C’est vrai, c’est une série B (qui eut un gros succès) carrément infantile, c’est un tout petit Lautner, c’est des dialogues bien peu percutants pour du Michel Audiard, c’est des acteurs en roue libre mais je persiste, après quatre visionnements (en 32 ans), à trouver ce film excellent et divertissant. Parce qu’il est farci de “belmonderies” du meilleur cru, qu’il a un rythme d’enfer qui fait oublier les invraisemblances, qu’il est bourré d’humour et qu’il a une musique inoubliable, bref qu’il fait jubiler. Allez ! Je le reverrai bien encore une ou deux fois si je ne me fais pas assassiner dans les 10 ans qui viennent par une barbouze du SDECE !
Un chef d'œuvre avec le légendaire Jean-Paul Belmondo. Un très grand acteur de légende. La bande originale d'Ennio Morricone est sublime. Un très beau film. Un très bon polar.
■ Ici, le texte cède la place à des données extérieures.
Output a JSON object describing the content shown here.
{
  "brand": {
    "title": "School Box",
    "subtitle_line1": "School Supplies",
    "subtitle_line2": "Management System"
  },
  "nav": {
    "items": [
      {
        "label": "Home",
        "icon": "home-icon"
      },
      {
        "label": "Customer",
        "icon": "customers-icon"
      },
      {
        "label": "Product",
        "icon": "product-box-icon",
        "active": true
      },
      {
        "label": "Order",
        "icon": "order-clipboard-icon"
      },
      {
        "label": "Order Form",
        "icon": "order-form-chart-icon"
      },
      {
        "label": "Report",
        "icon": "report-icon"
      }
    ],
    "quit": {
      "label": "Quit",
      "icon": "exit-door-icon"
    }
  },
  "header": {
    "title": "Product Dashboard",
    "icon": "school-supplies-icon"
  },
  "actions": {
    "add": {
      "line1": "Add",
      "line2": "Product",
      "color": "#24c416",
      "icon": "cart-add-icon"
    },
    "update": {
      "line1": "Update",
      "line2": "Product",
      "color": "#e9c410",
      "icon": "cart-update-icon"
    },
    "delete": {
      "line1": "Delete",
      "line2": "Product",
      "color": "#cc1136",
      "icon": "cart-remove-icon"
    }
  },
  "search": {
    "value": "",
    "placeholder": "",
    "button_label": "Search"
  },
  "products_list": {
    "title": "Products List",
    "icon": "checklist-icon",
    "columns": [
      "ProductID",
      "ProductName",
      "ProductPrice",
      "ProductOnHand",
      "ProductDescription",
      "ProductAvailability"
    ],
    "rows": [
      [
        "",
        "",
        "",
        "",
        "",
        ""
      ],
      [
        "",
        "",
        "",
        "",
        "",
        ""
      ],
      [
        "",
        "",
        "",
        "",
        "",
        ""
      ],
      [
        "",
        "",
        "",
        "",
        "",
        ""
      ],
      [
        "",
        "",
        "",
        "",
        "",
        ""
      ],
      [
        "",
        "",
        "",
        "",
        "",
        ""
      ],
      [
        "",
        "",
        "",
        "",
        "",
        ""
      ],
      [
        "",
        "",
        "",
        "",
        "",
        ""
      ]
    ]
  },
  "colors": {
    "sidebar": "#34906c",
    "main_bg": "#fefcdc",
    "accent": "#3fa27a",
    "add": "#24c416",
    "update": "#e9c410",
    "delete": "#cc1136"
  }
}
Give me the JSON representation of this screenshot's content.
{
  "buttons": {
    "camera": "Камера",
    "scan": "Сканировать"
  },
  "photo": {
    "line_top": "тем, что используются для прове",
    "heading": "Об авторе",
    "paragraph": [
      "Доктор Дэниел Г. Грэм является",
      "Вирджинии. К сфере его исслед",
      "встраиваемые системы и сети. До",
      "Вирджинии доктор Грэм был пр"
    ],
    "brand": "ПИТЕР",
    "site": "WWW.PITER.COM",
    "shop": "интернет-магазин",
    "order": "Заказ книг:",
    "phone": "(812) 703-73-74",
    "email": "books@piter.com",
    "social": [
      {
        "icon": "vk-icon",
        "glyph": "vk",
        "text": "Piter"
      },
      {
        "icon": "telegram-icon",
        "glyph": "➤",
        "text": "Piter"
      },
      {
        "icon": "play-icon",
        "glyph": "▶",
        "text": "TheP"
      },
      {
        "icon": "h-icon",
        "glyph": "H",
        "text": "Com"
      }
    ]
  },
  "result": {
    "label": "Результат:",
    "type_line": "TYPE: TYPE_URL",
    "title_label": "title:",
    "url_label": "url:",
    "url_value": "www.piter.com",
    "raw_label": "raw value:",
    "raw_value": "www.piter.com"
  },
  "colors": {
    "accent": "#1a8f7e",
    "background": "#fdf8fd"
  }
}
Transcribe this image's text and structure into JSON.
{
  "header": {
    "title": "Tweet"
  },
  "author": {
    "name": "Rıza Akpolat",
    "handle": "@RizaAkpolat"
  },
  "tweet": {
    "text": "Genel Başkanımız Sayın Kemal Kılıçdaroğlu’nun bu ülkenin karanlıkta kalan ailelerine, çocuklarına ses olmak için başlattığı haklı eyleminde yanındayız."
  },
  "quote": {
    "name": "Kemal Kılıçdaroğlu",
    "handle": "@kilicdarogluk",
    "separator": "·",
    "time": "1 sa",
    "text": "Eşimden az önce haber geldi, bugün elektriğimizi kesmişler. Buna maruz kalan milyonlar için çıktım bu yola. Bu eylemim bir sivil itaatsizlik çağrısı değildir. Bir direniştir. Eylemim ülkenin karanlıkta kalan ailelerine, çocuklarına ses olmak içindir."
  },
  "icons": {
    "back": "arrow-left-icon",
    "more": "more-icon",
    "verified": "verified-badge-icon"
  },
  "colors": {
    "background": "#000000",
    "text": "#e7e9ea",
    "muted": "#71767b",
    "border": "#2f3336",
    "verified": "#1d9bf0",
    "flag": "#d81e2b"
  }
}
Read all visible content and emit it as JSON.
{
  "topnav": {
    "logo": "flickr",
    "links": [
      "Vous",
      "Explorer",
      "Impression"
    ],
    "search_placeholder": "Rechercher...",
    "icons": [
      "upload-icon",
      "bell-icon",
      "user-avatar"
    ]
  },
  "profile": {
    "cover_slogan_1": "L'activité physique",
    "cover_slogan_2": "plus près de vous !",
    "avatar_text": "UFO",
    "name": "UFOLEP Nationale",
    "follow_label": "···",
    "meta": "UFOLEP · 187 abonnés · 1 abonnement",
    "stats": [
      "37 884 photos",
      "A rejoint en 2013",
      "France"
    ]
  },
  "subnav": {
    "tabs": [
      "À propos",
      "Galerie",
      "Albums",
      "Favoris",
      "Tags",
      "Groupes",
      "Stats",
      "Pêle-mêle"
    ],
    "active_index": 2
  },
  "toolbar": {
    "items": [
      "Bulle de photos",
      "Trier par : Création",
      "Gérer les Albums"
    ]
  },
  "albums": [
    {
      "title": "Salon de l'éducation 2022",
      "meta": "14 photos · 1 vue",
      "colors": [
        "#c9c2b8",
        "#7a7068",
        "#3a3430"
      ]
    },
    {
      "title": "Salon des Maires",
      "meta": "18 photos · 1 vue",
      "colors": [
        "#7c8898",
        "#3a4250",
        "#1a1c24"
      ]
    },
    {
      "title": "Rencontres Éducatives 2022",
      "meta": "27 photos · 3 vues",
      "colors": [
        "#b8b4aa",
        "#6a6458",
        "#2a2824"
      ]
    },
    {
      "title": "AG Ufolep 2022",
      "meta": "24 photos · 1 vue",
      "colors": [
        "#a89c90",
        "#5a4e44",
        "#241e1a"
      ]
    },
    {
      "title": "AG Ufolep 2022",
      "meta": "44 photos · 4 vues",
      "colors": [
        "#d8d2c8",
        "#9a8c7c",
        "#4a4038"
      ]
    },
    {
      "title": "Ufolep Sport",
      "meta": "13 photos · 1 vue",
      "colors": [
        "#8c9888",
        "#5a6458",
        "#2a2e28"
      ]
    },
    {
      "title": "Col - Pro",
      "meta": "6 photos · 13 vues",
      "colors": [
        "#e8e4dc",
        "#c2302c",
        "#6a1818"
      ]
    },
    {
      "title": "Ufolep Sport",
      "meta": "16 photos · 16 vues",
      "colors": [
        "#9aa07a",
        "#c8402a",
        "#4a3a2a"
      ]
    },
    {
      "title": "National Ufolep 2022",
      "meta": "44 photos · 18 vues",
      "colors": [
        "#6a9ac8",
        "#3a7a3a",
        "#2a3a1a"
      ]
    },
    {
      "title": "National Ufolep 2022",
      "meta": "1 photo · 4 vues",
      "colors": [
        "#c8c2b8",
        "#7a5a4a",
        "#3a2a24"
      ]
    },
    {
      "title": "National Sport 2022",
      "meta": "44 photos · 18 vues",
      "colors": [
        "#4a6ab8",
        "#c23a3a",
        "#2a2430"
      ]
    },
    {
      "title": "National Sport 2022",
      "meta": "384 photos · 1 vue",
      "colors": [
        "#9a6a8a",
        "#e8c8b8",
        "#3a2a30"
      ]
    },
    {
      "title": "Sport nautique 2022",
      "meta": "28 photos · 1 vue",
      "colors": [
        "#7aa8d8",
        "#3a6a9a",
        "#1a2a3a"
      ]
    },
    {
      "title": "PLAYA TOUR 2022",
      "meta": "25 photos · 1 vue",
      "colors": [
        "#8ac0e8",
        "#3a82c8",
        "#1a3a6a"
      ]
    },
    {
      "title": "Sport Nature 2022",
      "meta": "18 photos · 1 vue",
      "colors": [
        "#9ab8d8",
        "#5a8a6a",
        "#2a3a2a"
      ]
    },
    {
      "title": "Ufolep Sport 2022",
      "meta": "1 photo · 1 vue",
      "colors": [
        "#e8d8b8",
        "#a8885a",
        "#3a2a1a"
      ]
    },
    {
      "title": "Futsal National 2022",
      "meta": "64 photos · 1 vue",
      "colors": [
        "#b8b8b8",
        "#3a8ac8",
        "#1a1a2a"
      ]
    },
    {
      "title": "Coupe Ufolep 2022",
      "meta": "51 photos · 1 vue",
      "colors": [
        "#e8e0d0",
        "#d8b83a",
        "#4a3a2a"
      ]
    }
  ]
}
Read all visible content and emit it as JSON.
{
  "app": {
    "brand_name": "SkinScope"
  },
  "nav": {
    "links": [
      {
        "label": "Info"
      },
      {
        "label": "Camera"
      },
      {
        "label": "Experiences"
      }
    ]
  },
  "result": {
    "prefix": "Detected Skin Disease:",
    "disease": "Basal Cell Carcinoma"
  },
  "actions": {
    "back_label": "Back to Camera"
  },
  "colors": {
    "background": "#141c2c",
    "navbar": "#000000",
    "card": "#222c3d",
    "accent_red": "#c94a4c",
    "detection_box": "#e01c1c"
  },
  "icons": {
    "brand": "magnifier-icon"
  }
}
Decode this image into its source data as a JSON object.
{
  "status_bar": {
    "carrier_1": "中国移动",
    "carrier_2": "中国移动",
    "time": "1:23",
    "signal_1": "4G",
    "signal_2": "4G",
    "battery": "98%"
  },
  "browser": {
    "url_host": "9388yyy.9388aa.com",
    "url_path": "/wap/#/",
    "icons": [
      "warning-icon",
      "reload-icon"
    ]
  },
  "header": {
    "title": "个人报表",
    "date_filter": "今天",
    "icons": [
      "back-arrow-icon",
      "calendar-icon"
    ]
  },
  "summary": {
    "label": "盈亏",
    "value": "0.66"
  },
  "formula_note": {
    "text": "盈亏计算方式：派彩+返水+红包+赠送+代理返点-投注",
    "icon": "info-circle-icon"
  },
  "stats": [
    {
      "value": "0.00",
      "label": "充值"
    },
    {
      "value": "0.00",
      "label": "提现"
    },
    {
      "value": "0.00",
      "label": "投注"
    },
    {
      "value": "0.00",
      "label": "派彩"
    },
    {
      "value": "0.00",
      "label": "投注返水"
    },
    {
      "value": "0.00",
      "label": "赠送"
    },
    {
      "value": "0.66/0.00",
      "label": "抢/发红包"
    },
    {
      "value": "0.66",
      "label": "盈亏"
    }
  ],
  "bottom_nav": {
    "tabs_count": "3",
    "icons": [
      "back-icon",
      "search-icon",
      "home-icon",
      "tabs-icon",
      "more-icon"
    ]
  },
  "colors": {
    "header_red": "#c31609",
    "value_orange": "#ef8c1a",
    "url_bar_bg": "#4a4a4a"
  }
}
Ce fut peut-être l'un de mes tout premiers souvenirs de cinéma, si ce n'est le premier, impliquant le grand Bébel. Bercé par la musique planante d'Ennio Morricone, dans une ambiance de polar et avec les mots d'Audiard, ce nouvel exemple de la collaboration entre Lautner et Belmondo est une fois encore l'occasion pour ce dernier d'un festival de répliques et châtaignes, avec un personnage un peu moins cabochard que dans d'autres circonstances, mais ici très bien entouré, notamment le glaçant Robert Hossein. Le film est efficace, admirable de précision, et si le style sent bon les années 80 (peut-être un peu trop par moments), cela lui confère un certain cachet.
Les marrons pleuvent avec Belmondo. Une petite course poursuite pas mauvaise. Un duel au pistolet. Quelques situations théâtrales et quelques belles répliques. Pas trop satisfait du déroulement du film et mitigé quant au final. Mais ce n'est pas mal. Un Bebel, quoi.
scénario assez classique pour un film d'espionnage, certes depuis ce temps il a vieilli (comme nous) mais pas la BO, qui donne de la puissance à cette histoire.
Lautner, Audiard, Morricone, les potes Robert Hossein et Michel Beaune... tout est réuni autour de la vedette Belmondo pour assurer un spectacle calibré et cousu main. Le contrat est respecté, rien à dire, Bébél promène son magnétisme et ce charme viril dont il a le secret, tout en affirmant sa puissance d'acteur dans ce rôle de Josselin Beaumont, agent secret pourchassé. Lautner se permet une légère satire des milieux politiques et policiers, mais n'oublie pas qu'il est un amuseur, en détendant ce climat cynique par 2 ou 3 bagarres et quelques moments d'humour, le tout sur les violons magiques de Morricone qui offre ici au moins 2 morceaux inoubliables, dont l'un sera hélas galvaudé par une stupide publicité de bouffe pour chiens. La scène finale au château de Maintenon, où Belmondo trouve une de ses rares morts à l'écran, a traumatisé beaucoup de fans à l'époque. On est alors en 1981, c'est l'un des derniers gros succès populaires de Belmondo, où son physique est encore avantageux, ce film a plus de 30 ans, avec une affiche dure et agressive dessinée par Masci, et il a toujours autant de force.